Aser lleva a cabo su acción mensual de elegir una temática específica dentro del plan de acción 12 Causas. Este mes los apartados de termocontrol (refrigeración y climatización) son los que se eligen, y por ello se hacen eco de una información técnica proporcionada por NRF que habla del condensador.
¿Qué hacer en un fallo del condensador?
Cuando un compresor falla, la pregunta para la mayoría de los técnicos es si limpiar el condensador es una solución válida o lo conveniente es reemplazarlo.
Para los condensadores de tubo y aleta o los condensadores de serpentín, la decisión no es difícil; el diámetro interno del tubo es lo suficientemente ancho para poder limpiar todos los residuos y así asegurar que el interior esté limpio y libre de contaminantes. En los vehículos equipados con condensadores de flujo paralelo, por lo general vehículos a partir de 1994, con la introducción del R134a, la decisión no es tan sencilla.
El condensador de flujo paralelo es un intercambiador de calor altamente eficaz que divide la unidad en secciones o «pases», lo que crea un proceso más eficiente para que el refrigerante cambie de estado de gas a líquido. Esto se consigue haciendo que el refrigerante cambie de dirección en 180° en el extremo de los rieles laterales, mediante la colocación de un tapón dentro del riel en varios intervalos, forzando que el refrigerante cambie de dirección. Cuantos más tapones, más cambios de dirección. En la mayoría de los condensadores, el refrigerante hace de tres a cuatro “pases” a través del condensador.
Los condensadores de flujo paralelo no tienen un tubo hueco grande por el que fluya el refrigerante, sino una serie de tubos de pequeño diámetro unidos en una fila (con un diámetro interno del tamaño de la cabeza de un alfiler). Esto ayuda a mejorar la superficie del condensador y a aumentar su capacidad de enfriamiento.
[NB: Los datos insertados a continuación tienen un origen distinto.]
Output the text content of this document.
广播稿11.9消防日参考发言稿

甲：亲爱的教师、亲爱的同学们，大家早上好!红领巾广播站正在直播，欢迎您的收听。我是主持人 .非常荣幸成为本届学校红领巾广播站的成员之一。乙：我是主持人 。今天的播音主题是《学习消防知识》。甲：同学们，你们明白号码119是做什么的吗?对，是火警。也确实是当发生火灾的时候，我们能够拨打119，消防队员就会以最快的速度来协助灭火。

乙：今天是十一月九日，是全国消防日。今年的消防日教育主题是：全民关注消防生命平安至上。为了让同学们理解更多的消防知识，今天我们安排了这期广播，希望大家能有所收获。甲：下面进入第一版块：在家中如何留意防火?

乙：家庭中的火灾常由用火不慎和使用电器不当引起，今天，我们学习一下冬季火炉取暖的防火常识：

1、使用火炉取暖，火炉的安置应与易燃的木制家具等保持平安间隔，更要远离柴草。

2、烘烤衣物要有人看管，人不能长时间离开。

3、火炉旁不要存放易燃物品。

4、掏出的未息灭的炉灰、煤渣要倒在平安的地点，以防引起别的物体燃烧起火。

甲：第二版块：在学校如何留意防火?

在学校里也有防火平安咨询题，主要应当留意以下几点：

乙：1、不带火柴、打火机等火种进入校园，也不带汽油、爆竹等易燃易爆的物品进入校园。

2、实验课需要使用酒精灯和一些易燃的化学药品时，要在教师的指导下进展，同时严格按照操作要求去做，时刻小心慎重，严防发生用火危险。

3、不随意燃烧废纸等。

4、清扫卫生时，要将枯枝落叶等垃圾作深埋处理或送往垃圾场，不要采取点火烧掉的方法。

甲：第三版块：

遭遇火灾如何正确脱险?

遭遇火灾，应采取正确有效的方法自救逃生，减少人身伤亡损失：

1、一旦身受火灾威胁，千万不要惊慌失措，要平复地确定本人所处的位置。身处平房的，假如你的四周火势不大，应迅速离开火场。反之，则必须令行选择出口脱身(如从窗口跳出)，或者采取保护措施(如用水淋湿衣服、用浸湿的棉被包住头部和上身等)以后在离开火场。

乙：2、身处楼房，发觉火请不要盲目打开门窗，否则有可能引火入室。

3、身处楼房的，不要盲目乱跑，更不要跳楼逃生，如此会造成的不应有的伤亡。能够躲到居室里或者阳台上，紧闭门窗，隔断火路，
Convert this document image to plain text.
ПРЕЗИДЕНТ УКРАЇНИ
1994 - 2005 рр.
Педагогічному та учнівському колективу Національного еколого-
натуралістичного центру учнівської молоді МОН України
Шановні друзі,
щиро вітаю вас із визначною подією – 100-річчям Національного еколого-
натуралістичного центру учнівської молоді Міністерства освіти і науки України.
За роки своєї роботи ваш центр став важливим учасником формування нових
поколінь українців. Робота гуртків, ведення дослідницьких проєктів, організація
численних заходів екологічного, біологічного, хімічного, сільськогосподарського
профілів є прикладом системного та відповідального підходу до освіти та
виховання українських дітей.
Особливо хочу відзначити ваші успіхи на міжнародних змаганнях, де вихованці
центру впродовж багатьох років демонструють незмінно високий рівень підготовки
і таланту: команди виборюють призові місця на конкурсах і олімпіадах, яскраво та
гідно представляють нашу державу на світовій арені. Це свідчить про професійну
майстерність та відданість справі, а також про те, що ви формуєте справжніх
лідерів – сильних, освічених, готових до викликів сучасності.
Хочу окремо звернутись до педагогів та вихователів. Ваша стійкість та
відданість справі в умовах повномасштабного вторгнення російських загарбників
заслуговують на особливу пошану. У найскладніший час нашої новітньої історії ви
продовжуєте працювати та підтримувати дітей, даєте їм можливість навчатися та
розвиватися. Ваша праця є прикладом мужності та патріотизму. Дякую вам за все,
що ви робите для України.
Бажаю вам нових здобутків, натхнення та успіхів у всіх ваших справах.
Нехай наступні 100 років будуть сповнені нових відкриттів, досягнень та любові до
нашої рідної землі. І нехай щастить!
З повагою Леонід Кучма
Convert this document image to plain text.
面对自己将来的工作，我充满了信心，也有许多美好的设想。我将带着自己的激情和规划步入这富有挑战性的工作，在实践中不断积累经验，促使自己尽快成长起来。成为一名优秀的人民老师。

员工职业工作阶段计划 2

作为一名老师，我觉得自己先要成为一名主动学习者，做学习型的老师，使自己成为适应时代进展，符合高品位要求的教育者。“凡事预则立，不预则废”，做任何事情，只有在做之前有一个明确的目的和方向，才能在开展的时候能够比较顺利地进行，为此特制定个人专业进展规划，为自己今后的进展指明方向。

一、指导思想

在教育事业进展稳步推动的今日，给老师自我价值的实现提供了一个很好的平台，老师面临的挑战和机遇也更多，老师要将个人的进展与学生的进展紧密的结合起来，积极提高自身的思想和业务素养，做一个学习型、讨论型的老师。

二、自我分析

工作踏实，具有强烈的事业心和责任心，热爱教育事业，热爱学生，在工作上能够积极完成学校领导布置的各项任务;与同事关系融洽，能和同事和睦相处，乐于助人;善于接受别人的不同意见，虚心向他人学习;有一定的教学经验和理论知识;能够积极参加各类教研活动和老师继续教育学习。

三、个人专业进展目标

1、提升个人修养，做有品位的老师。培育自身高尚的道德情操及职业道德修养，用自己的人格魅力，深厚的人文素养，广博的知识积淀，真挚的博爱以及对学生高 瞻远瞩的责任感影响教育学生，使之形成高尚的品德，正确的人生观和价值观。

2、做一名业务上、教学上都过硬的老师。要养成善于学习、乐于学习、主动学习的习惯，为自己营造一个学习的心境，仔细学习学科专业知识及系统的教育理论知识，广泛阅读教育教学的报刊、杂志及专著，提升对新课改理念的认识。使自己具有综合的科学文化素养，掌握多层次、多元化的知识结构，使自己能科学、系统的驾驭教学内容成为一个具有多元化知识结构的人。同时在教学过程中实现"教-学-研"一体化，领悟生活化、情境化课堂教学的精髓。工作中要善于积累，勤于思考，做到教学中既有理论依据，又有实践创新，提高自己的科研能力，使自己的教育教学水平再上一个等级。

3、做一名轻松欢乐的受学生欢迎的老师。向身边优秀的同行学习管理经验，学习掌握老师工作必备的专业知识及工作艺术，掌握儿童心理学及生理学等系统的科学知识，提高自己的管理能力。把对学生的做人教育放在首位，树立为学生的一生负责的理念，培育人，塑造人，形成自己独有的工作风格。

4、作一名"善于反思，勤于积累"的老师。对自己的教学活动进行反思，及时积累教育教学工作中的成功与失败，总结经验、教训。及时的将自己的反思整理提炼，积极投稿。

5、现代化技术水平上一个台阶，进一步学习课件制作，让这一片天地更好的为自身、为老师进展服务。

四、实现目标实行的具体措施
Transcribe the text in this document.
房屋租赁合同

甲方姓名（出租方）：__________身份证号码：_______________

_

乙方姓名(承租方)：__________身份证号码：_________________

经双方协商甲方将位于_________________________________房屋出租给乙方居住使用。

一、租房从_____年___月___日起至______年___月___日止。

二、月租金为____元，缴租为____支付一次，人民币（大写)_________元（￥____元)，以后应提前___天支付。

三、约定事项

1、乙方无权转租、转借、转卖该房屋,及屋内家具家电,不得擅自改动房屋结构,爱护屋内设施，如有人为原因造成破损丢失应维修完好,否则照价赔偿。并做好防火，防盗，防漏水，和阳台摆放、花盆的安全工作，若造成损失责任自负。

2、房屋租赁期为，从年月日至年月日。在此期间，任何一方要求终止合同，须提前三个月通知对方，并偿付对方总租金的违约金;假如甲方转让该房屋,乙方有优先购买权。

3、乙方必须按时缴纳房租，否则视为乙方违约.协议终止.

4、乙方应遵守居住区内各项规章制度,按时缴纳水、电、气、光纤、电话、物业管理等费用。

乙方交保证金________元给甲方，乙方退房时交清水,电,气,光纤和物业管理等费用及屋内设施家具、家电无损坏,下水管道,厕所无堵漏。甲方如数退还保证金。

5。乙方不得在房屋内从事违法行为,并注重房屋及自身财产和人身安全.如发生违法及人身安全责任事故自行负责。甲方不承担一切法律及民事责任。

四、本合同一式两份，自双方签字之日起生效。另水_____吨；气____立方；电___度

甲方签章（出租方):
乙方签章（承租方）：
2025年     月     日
Cuando un compresor falla, introduce contaminantes en el sistema. La manera más fácil de detectar esto es quitar el filtro deshidratante, que usualmente revela depósitos de metal o lodo generados por un compresor defectuoso. El metal y el lodo se depositan en todo el sistema y se acumularán en lugares del sistema con restricciones, como el orificio calibrado o válvula de expansión, el filtro deshidratador o el acumulador, y en el caso de modelos de vehículos más recientes, en los condensadores de flujo paralelo.
Recomendaciones
Aunque limpiar el sistema puede ayudar a eliminar los desechos de parte del sistema, los elementos con diámetros de paso pequeños, como el condensador de flujo paralelo, van a acumular los residuos. Enjuagar o lavar el circuito sólo empujará los contaminantes hacia el condensador y se acumularán en los tapones de los rieles laterales, reduciendo la cantidad de filas disponibles para enfriar el refrigerante y frenando el flujo del refrigerante, lo que conduce a rendimiento insuficiente del sistema y, normalmente, a funcionamiento a mayores presiones.
Las dilataciones generadas mientras el sistema funciona, harán que ese contaminante salga del condensador hacia el circuito y entre al compresor, además de contaminar el filtro y atascar otros elementos del circuito, con el resultado final del gripaje del compresor nuevo incluso con pocos minutos de uso. Por eso, cuando se tenga que reparar un circuito de aire acondicionado con sustitución del compresor, se recomienda cambiar el acumulador o filtro deshidratante, la válvula de expansión u orificio calibrado y el condensador, siempre que sea de flujo paralelo.
Las 12 causas ayudan a los socios de Aser y a sus talleres a estar pendientes de distintos elementos. Recordemos que , en marzo, se centraban en la dirección y suspensión.